Exercise 2 - explore in the gui
The Metacat Gui is a nice place to explore the data we have.
You need to log in with your services (not kerberos) password.
do a datasets search of all namespaces for the word official in a dataset name
you can then click on sets to see what they contain
Exercise 3 - explore a dataset
Use metacat to find information about the dataset justin-tutorial:justin-tutorial-2024 How many files are in it, what is the total size. (metacat dataset show command, and metacat dataset files command) Use rucio to find one of the files in it.
Resources:
Quiz
Question 01
What is file metadata?
- Information about how and when a file was made
- Information about what type of data the file contains
- Conditions such as liquid argon temperature while the file was being written
- Both A and B
- All of the above
Answer
The correct answer is D - Both A and B.
Comment here
Question 02
How do we determine a DUNE data file location?
- Do `ls -R` on /pnfs/dune and grep
- Use `rucio list-file-replicas` (namespace:filename) --pnfs --protocols=root
- Ask the data management group
- None of the Above
Answer
The correct answer is B - use
rucio list-file-replicas
(namespace:filename).Comment here
Useful links to bookmark
- DataCatalog: https://dune.github.io/DataCatalogDocs
- metacat: [https://dune.github.io/DataCatalogDocs/]
- rucio: [https://rucio.github.io/documentation/]
- Pre-2024 Official dataset definitions: dune-data.fnal.gov
- UPS reference manual
- UPS documentation (redmine)
- UPS qualifiers: About Qualifiers (redmine)

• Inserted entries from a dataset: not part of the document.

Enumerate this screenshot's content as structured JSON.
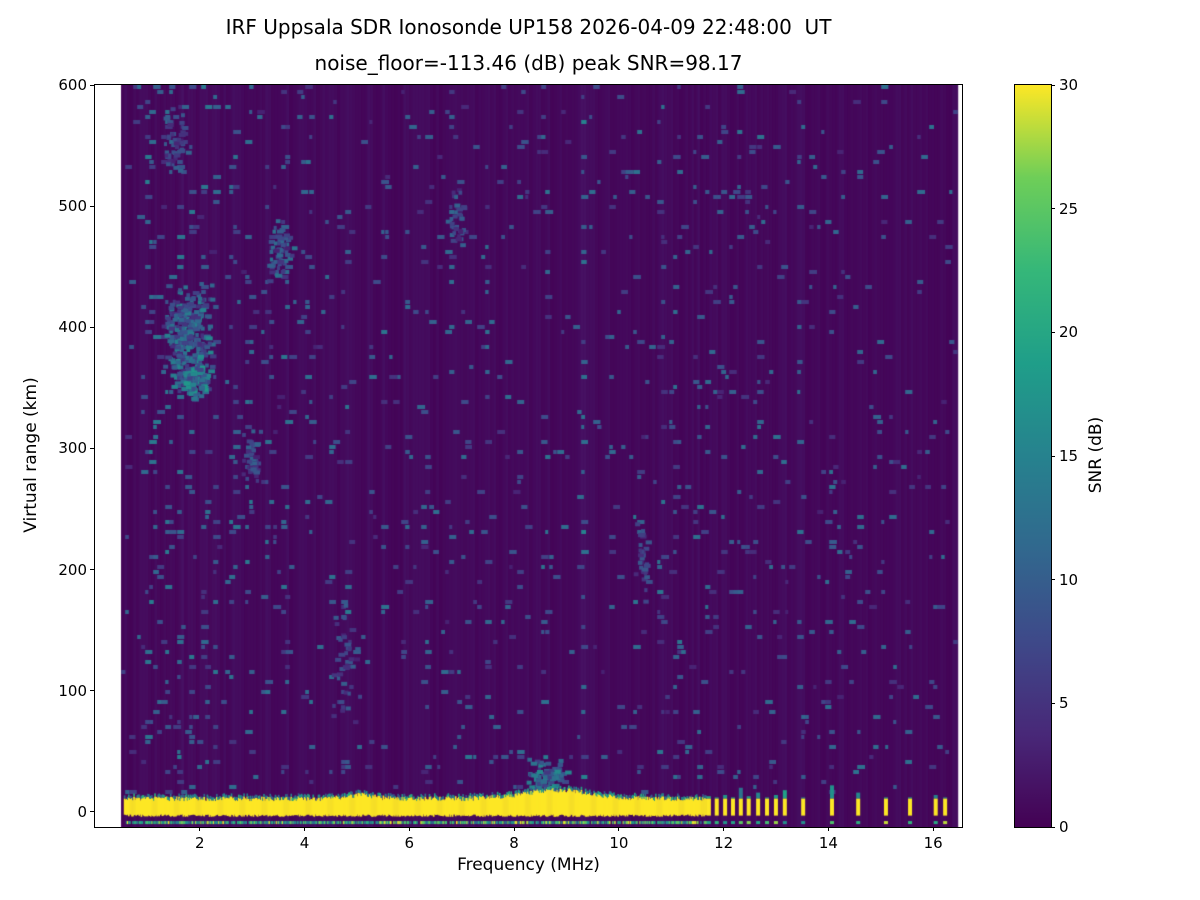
{
  "chart_data": {
    "type": "heatmap",
    "title": "IRF Uppsala SDR Ionosonde UP158 2026-04-09 22:48:00  UT",
    "subtitle": "noise_floor=-113.46 (dB) peak SNR=98.17",
    "station": "UP158",
    "timestamp_ut": "2026-04-09 22:48:00",
    "noise_floor_db": -113.46,
    "peak_snr_db": 98.17,
    "xlabel": "Frequency (MHz)",
    "ylabel": "Virtual range (km)",
    "xlim": [
      0,
      16.55
    ],
    "ylim": [
      -12.4,
      600
    ],
    "xticks": [
      2,
      4,
      6,
      8,
      10,
      12,
      14,
      16
    ],
    "yticks": [
      0,
      100,
      200,
      300,
      400,
      500,
      600
    ],
    "grid": false,
    "colorbar": {
      "label": "SNR (dB)",
      "min": 0,
      "max": 30,
      "ticks": [
        0,
        5,
        10,
        15,
        20,
        25,
        30
      ]
    },
    "colormap": "viridis",
    "colormap_stops": [
      [
        0,
        "#440154"
      ],
      [
        0.125,
        "#482878"
      ],
      [
        0.25,
        "#3e4989"
      ],
      [
        0.375,
        "#31688e"
      ],
      [
        0.5,
        "#26828e"
      ],
      [
        0.625,
        "#1f9e89"
      ],
      [
        0.75,
        "#35b779"
      ],
      [
        0.875,
        "#6ece58"
      ],
      [
        1,
        "#fde725"
      ]
    ],
    "freq_range_mhz": [
      0.5,
      16.45
    ],
    "ground_echo": {
      "freq_start": 0.55,
      "freq_end": 11.66,
      "km_bottom": -3,
      "km_top": 11,
      "bulge_center_mhz": 8.8,
      "bulge_top_km": 18,
      "snr_db": 30
    },
    "bottom_line_km": -7.5,
    "pulses": {
      "freqs_mhz": [
        11.68,
        11.83,
        11.99,
        12.14,
        12.29,
        12.44,
        12.62,
        12.79,
        12.96,
        13.13,
        13.48,
        14.03,
        14.53,
        15.06,
        15.52,
        16.01,
        16.19
      ],
      "top_km": [
        13,
        12,
        14,
        12,
        20,
        13,
        16,
        12,
        14,
        18,
        12,
        22,
        16,
        12,
        12,
        14,
        12
      ]
    },
    "rfi_stripes": [
      {
        "f": 1.03,
        "d": 0.45
      },
      {
        "f": 1.2,
        "d": 0.3
      },
      {
        "f": 1.4,
        "d": 0.3
      },
      {
        "f": 1.62,
        "d": 0.35
      },
      {
        "f": 1.85,
        "d": 0.3
      },
      {
        "f": 2.1,
        "d": 0.25
      },
      {
        "f": 2.3,
        "d": 0.3
      },
      {
        "f": 2.62,
        "d": 0.25
      },
      {
        "f": 2.95,
        "d": 0.3
      },
      {
        "f": 3.3,
        "d": 0.3
      },
      {
        "f": 3.62,
        "d": 0.25
      },
      {
        "f": 4.1,
        "d": 0.2
      },
      {
        "f": 4.5,
        "d": 0.2
      },
      {
        "f": 4.78,
        "d": 0.25
      },
      {
        "f": 5.2,
        "d": 0.2
      },
      {
        "f": 5.5,
        "d": 0.22
      },
      {
        "f": 5.95,
        "d": 0.15
      },
      {
        "f": 6.35,
        "d": 0.2
      },
      {
        "f": 6.8,
        "d": 0.25
      },
      {
        "f": 7.1,
        "d": 0.2
      },
      {
        "f": 7.5,
        "d": 0.2
      },
      {
        "f": 8.1,
        "d": 0.15
      },
      {
        "f": 8.6,
        "d": 0.18
      },
      {
        "f": 9.33,
        "d": 0.5
      },
      {
        "f": 9.85,
        "d": 0.2
      },
      {
        "f": 10.35,
        "d": 0.25
      },
      {
        "f": 10.8,
        "d": 0.2
      },
      {
        "f": 11.1,
        "d": 0.22
      },
      {
        "f": 11.5,
        "d": 0.2
      },
      {
        "f": 11.68,
        "d": 0.15
      },
      {
        "f": 11.83,
        "d": 0.12
      },
      {
        "f": 11.99,
        "d": 0.15
      },
      {
        "f": 12.14,
        "d": 0.12
      },
      {
        "f": 12.29,
        "d": 0.15
      },
      {
        "f": 12.44,
        "d": 0.12
      },
      {
        "f": 12.62,
        "d": 0.15
      },
      {
        "f": 12.79,
        "d": 0.12
      },
      {
        "f": 12.96,
        "d": 0.12
      },
      {
        "f": 13.13,
        "d": 0.12
      },
      {
        "f": 13.48,
        "d": 0.15
      },
      {
        "f": 14.03,
        "d": 0.18
      },
      {
        "f": 14.53,
        "d": 0.12
      },
      {
        "f": 15.06,
        "d": 0.1
      },
      {
        "f": 15.52,
        "d": 0.1
      },
      {
        "f": 16.01,
        "d": 0.12
      }
    ],
    "echo_clusters": [
      {
        "f": 1.75,
        "km": 390,
        "df": 0.5,
        "dkm": 48,
        "n": 300,
        "vmin": 4,
        "vmax": 16
      },
      {
        "f": 1.9,
        "km": 360,
        "df": 0.25,
        "dkm": 20,
        "n": 120,
        "vmin": 6,
        "vmax": 18
      },
      {
        "f": 1.5,
        "km": 555,
        "df": 0.25,
        "dkm": 35,
        "n": 45,
        "vmin": 3,
        "vmax": 11
      },
      {
        "f": 3.5,
        "km": 462,
        "df": 0.28,
        "dkm": 32,
        "n": 60,
        "vmin": 3,
        "vmax": 13
      },
      {
        "f": 2.95,
        "km": 295,
        "df": 0.2,
        "dkm": 25,
        "n": 40,
        "vmin": 3,
        "vmax": 11
      },
      {
        "f": 6.85,
        "km": 490,
        "df": 0.18,
        "dkm": 28,
        "n": 35,
        "vmin": 3,
        "vmax": 11
      },
      {
        "f": 8.6,
        "km": 32,
        "df": 0.45,
        "dkm": 18,
        "n": 80,
        "vmin": 5,
        "vmax": 16
      },
      {
        "f": 4.75,
        "km": 120,
        "df": 0.3,
        "dkm": 60,
        "n": 40,
        "vmin": 3,
        "vmax": 10
      },
      {
        "f": 10.4,
        "km": 210,
        "df": 0.15,
        "dkm": 40,
        "n": 30,
        "vmin": 3,
        "vmax": 10
      }
    ],
    "noise": {
      "base_speckle_prob": 0.025,
      "stripe_prob_gain": 0.28,
      "seed": 20260409
    }
  }
}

- mrb reference guide (redmine)
- CVMFS on DUNE wiki: Access files in CVMFS
Key Points
SAM and Rucio are data handling systems used by the DUNE collaboration to retrieve data.
Staging is a necessary step to make sure files are on disk in dCache (as opposed to only on tape).
Xrootd allows user to stream data files.